Life on Royal Navy's Falklands-bound HMS Dauntless
It is one of the Royal Navy's most advanced and powerful warships, now on its way to the other side of the world; destination - the Falkland Islands.
HMS Dauntless is the largest destroyer ever built for the Royal Navy, made from nearly 3,000 tonnes of steel. Its wide hull helps to support its two massive radar.
This Type 45 destroyer is radically different in design from earlier warships. The sleek, angled lines means it appears no larger than a fishing boat on another ship's radar. It is the navy's first stealth warship.
This is also the first time that a Type 45 destroyer has been deployed to the Falklands and the first time the navy has invited a TV crew on board a Type 45 during a deployment.
Many of the 200-strong crew were not even born when a much larger task force left to liberate the islands exactly 30 years ago.

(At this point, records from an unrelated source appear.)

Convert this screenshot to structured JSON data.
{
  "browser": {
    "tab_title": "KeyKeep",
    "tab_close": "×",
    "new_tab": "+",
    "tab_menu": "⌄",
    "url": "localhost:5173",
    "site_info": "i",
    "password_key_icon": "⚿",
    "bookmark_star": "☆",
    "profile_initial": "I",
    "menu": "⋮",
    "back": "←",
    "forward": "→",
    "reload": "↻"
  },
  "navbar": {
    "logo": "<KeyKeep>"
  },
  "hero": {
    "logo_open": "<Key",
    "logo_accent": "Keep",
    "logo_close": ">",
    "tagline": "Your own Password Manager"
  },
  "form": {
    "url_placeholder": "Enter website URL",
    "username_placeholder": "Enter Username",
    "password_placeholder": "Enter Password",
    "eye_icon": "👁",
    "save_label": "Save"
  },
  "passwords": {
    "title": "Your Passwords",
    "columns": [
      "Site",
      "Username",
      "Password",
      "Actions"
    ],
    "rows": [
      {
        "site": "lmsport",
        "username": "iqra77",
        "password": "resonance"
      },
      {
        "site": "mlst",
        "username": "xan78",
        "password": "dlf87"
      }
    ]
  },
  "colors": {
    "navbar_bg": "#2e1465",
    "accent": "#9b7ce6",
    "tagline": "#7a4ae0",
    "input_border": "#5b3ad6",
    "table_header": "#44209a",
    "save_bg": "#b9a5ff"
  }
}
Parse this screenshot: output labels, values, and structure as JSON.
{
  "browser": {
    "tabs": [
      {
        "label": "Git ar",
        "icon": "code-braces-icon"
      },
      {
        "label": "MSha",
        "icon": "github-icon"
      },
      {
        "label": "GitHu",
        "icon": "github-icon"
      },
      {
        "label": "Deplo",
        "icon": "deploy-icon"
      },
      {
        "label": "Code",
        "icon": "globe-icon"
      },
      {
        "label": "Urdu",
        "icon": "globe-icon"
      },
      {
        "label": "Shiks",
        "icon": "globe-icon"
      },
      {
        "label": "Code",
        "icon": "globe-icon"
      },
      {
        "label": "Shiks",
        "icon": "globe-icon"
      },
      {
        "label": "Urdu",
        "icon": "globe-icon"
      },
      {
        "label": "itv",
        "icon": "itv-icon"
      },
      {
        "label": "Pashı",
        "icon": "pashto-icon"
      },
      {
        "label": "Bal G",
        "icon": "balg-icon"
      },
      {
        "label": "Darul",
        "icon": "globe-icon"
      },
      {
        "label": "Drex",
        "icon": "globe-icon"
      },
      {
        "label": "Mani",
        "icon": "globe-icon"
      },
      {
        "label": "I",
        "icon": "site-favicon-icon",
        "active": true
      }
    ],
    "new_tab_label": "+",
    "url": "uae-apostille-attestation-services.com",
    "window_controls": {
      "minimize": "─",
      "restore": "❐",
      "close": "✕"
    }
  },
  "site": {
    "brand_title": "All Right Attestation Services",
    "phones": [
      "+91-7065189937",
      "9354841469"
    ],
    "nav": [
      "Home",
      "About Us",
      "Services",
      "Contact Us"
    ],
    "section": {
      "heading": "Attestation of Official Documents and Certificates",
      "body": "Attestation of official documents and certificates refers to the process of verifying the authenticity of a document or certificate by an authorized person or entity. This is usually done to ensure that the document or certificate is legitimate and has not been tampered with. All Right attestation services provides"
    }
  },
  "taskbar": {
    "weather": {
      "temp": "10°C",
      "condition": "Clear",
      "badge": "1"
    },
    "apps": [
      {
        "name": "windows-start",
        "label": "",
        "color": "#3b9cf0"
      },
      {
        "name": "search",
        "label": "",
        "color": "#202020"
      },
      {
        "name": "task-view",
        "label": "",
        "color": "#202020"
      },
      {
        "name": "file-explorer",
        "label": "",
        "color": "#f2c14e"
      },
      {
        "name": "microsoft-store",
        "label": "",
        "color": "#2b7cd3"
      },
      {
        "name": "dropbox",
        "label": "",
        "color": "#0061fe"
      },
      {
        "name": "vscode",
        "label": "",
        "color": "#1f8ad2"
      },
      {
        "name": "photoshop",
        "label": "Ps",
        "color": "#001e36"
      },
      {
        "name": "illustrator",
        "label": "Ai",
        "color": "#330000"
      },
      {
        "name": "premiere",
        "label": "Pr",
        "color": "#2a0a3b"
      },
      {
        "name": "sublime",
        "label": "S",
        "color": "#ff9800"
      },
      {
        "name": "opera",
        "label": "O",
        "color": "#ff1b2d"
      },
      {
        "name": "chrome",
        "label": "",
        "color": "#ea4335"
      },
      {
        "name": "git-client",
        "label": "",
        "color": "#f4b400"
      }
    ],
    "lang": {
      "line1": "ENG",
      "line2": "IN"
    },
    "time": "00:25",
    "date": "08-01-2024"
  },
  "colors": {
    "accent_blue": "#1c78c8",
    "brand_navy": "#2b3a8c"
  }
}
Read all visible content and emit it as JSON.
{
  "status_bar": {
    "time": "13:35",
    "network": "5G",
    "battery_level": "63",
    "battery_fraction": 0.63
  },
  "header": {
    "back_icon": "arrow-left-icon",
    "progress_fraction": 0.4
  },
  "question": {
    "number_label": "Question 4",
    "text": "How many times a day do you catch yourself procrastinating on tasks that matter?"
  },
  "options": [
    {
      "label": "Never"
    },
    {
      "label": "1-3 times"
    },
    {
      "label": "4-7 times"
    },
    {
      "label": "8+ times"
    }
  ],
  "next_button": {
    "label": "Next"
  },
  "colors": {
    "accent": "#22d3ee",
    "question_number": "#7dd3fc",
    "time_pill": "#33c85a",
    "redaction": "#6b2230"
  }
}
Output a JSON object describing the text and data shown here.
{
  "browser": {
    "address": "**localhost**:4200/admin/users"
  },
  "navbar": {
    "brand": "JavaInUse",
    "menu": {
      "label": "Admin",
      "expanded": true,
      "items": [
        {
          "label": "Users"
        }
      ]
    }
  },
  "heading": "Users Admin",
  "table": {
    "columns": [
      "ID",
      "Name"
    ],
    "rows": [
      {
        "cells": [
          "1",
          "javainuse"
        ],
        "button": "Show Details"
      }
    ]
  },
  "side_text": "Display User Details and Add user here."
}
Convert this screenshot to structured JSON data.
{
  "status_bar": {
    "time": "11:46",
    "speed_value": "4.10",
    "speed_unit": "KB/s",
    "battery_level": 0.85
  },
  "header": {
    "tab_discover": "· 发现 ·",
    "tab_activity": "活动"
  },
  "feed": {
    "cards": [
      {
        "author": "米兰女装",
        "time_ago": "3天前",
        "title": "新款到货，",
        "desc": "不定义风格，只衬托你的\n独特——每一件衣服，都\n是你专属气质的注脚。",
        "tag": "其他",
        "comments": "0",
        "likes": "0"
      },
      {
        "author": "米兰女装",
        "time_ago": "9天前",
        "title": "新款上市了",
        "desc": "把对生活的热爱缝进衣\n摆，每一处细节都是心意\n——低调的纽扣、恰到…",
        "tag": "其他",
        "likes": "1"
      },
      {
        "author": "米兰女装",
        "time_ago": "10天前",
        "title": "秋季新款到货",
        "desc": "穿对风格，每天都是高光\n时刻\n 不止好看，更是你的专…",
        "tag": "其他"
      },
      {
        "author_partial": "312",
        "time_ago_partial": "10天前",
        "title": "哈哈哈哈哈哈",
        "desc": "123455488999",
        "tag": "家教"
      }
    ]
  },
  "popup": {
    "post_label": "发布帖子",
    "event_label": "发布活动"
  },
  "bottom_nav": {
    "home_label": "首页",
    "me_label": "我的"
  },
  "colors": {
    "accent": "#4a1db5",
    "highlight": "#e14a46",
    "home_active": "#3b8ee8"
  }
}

But there are still a few veterans of that conflict on board. Weapons engineer Steve Collins was just 18 when he was on HMS Antelope, sunk by the Argentine air force in San Carlos Sound, better known as Bomb Alley. That was his very first deployment. And this will be his last.
He says he is looking forward to seeing the islands once again and visiting the memorials. But he also insists the deployment is nothing out of the ordinary.
Gary Morris, another Falklands veteran serving on board, also dismisses talk that this deployment to the South Atlantic is an act of "provocation" towards Argentina.
It is, he says, routine to have a Royal Navy warship protecting a piece of sovereign British territory.
The ship's captain, Will Warrender, says he can "understand why there's been a spike in interest" with Dauntless heading south.
But he adds that the Royal Navy has had a presence there for "many, many years". No-one on board seems to want to stoke any political fires.
Nevertheless, the design of Dauntless was born out of the bitter lessons from 1982, when Britain lost half a dozen ships to low-flying Argentine jets and sea-skimming missiles.
The Type 45 destroyer is the most advanced air defence destroyer of its kind. In theory, at least, it could deal with any threat posed by the ageing Argentine air force.
Down in the ship's nerve centre, the operations room, dozens of computer screens stream data from the two large radar, which can see for up to 250 miles.
From 60 miles they can identify and engage multiple targets at the same time. They can even track an object the size of a cricket ball, travelling at more than Mach 2 - twice the speed of sound.
Lt Tom Rowley, one of Dauntless's air warfare officers, describes it as an "awesome capability".
Its main weapon is the Sea Viper missile. It can reach speeds of Mach 4 to Mach 5 in only two seconds and carry out flight manoeuvres three times more severe than a fighter pilot can withstand. Dauntless can carry 48 Sea Viper missiles.
If there were ever to be an "Armaggedon" scenario, it could fire them all in just two seconds. But at £1m each, Dauntless has only ever test-fired one.
Its other defences are machine-guns mounted around the vessel, a 4.5-inch gun on the bow, and a Lynx helicopter that can protect the ship from attack by submarine or other surface ships.
But Capt Warrender says it is much more than just an air defence destroyer, providing "versatility and flexibility".
There is plenty of space on board to add other weapons systems, such as a compartment that could be fitted with Cruise missiles. There is also an extra cabin to carry a detachment of Royal Marines or special forces.
There is more room for the crew than other Royal Navy ships, with most accommodated in two-bunk cabins.
There are separate messes for officers, senior and junior ratings. But for a seven-month deployment like this it is hardly luxury living. Each crew member is fed for just £2.38 a day.
The Royal Navy too is having to eke out the most from this £1bn warship. Originally, Britain was planning to buy 12 Type 45 destroyers. But the navy is getting only six.
For Dauntless that means this voyage is about much more than just patrolling the Falklands. En route, off the west coast of Africa, the crew has been helping to train other nations in the region in how to combat maritime crime.
Teams from The Gambia, Senegal and Morocco have been put through their paces on Dauntless, carrying out boarding missions and learning how to tackle anything from piracy to illegal fishing and the illicit trade in drugs, weapons and people smuggling.
Capt Warrender says it shows that the Royal Navy is getting the best value for money for the taxpayer. Today's navy has a surface fleet of just 19 frigates and destroyers.
But back home this mission is still likely to be seen as primarily about defending the Falklands - particularly at a time of rising tensions with Argentina.
Those tensions have already raised doubts as to where Dauntless may be able to stop on its return journey.
It is no secret that the government would like to show off its latest warship to the rising economic powers in the region, particularly Brazil.
Dauntless is not just flying the flag for the navy, but for British business too, and the main contractor BAE systems.
However, South American nations have already turned away other British warships - an act of solidarity in Argentina's dispute over the ownership of the islands.
Capt Warrender says he is not prepared to be drawn on where the ship may or may not go.
But he admits that the climate in South America "does make it a little more difficult" to stop off in the region. For the crew of Dauntless it might be a very long journey home.